King must go head to head with a vacillating Lyndon Johnson (Tom Wilkinson). Although Johnson’s opposition might possibly be exaggerated by DuVernay and screenwriter Paul Webb, they nonetheless give a sharp picture of the political need for King’s Southern Christian Leadership Conference to strategize as much as to call for action. In fact, in one of the film’s most stirring scenes, it is King’s decision for inaction in support of a safer outcome that resonates. In a second march to the bridge, this time with clergy and activists from all over the country, King halts the march, sensing that the police are poised for another brutal attack that caused the first march to be called “Bloody Sunday.” With 2,500 marchers behind him, he kneels down in prayer to get direction and then returns the marchers around to return to the church. Later, when met with fierce criticism, King says, “I’d rather have people hate me than have them get unnecessarily hurt.” David Oyelowo is great at conveying King’s ability to refrain from impulsive decisions. As King goes, so goes his strong supporting group.
Selma also does a very fine job with its set pieces. The group’s first march across the Edmund Pettus Bridge on March 7, 1965 and the brutal response against the 600 unarmed black marchers from state troopers and Selma police, was a game changer in terms of spurring the American public’s outrage. DuVernay depicts a scene fraught with the terror of an attacking police on horseback with clubs and whips and tear gas. Yet DuVernay wisely pulls back, eventually cloaking the brutality with a white cloud of tear gas. She practices a similar restraint in a scene that devastatingly depicts the slaying a year earlier of four little girls at Birmingham’s 16th Street Baptist Church. The previously unheralded DuVernay picked up the reins to this film at the behest of Oyelowo, who starred in her 2012 feature Middle of Nowhere. Had the film been left up to Lee Daniels, her predecessor as the announced director, we likely would have been given a product much closer to his The Butler, which paraded before us a series of cartoonish presidents. While DuVernay (who did a rewrite of Webb’s screenplay) flirts with one-dimensionality in her depiction of Lyndon Johnson and racist Alabama governor George Wallace, two veritable acting pros save the day. Wilkinson is paired with Tim Roth as Wallace, and their performances outweigh any rumblings of melodrama. Also strong in the stellar cast is Carmen Ejogo as King’s wife Coretta, Andre Holland as Andrew Young, Colman Domingo as Ralph Abernathy, Common as James Bevel, and Stefan James as John Lewis, who at age 74 is currently in his 28th year as a Congressman from Georgia.

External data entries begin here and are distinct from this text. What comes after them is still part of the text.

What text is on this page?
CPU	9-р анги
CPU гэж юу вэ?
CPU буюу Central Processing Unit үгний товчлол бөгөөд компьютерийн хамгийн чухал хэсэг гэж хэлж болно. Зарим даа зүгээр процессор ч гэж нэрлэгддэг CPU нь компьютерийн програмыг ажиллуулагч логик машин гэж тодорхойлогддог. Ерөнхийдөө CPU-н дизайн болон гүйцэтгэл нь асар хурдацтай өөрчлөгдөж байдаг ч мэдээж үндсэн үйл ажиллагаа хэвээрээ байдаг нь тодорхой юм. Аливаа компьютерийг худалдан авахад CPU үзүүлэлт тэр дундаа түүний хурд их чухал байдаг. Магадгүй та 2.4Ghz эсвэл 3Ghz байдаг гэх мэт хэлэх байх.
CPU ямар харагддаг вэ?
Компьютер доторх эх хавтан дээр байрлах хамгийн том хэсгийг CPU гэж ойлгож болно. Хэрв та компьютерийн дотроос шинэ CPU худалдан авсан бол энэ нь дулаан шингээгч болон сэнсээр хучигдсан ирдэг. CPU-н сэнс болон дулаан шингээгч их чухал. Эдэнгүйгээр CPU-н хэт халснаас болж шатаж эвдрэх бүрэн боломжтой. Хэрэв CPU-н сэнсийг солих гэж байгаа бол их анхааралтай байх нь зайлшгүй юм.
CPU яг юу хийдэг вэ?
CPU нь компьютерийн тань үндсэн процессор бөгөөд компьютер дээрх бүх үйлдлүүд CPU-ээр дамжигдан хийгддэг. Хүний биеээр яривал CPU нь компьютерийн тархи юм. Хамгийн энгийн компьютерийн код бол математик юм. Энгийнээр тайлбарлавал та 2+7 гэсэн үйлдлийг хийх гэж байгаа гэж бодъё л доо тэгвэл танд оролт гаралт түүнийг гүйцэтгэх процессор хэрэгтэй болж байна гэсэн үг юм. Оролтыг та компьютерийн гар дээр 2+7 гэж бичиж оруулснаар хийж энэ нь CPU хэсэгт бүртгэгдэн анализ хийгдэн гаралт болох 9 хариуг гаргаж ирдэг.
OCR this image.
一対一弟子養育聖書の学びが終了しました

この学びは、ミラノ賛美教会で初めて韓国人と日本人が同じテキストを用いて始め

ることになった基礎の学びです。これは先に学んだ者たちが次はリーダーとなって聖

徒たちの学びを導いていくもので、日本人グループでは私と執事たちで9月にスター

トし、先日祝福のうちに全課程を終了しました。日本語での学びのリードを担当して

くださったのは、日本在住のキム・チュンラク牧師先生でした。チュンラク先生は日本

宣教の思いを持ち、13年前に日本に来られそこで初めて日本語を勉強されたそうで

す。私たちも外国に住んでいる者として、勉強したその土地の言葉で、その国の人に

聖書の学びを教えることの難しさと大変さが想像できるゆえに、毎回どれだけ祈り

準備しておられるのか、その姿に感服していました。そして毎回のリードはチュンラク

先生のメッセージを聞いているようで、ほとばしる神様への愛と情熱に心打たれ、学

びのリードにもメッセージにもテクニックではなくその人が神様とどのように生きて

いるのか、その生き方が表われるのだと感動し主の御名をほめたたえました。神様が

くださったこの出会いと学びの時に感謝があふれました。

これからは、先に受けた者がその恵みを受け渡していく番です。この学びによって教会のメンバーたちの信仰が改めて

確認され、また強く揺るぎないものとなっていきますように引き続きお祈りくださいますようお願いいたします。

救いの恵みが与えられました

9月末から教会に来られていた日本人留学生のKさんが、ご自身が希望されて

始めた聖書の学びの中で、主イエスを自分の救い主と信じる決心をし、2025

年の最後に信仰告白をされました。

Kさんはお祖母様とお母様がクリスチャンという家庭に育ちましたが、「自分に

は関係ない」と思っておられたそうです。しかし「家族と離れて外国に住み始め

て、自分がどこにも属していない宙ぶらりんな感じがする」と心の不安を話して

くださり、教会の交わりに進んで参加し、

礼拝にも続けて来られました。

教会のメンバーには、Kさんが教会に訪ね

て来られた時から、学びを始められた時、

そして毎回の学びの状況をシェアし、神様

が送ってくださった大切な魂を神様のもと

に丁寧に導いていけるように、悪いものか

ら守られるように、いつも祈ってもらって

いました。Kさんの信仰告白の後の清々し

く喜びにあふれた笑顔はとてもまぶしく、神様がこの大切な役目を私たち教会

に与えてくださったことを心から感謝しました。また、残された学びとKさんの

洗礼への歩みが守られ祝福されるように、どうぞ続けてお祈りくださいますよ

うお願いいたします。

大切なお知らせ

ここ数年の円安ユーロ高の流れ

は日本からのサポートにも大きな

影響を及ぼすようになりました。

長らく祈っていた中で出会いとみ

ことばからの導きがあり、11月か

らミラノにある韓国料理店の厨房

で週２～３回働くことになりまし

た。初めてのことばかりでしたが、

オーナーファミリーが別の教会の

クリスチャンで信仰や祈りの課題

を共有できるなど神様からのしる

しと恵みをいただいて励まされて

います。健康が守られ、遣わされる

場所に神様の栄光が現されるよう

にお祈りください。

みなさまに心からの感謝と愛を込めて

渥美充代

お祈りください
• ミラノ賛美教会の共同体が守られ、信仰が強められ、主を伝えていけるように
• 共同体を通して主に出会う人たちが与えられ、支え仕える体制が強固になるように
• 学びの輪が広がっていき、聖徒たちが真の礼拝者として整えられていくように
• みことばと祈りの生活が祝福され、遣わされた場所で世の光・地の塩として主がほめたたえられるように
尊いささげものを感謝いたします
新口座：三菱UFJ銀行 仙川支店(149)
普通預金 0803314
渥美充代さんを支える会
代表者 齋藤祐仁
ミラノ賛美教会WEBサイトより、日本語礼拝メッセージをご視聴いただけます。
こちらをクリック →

Ever the brilliant strategist, King is fully aware that previous voter registration drives in Georgia failed to move the public’s consciousness because the police reaction there had been as equally nonviolent as that of the protesters. His wish to move the needle on the response of the American public was due to a wisely prescient determination that Selma’s bad guys would not counter as tamely. Throughout he cites a “we can’t wait any longer” urgency to end egregious voter registration practices. Among them were ludicrous civics tests (brought to life in the film by a victimized Oprah Winfrey), poll taxes, the need for “vouchers” by an existing voter (when no other black for miles was actually registered), and the publication of a successful registrant’s name and address in the local paper in case anyone cared to direct any violence their way.
Remarkably, this is the first dramatic film to deal with Martin Luther King as a main character (the 14-hour documentary television series Eyes on the Prize is essential viewing on the subject). Selma’s timeliness pertains not only to the imminent 50th anniversary of the death of Jimmie Lee Jackson (heartbreakingly depicted here), but to our current news headlines as well. A mere year-and-a-half after The Supreme Court overturned many of the provisions contained in The Voters Rights Act, the freedom of minorities to vote is sadly again in jeopardy. Side by side with a politicization of the voting booth is the reoccurrence of racial unrest in the face of unarmed citizens again finding themselves at risk. While Selma celebrates one of the most important victories in our history, it serves as a bittersweet reminder that King’s fight serves as a beacon of exemplary behavior in the light of an ongoing struggle.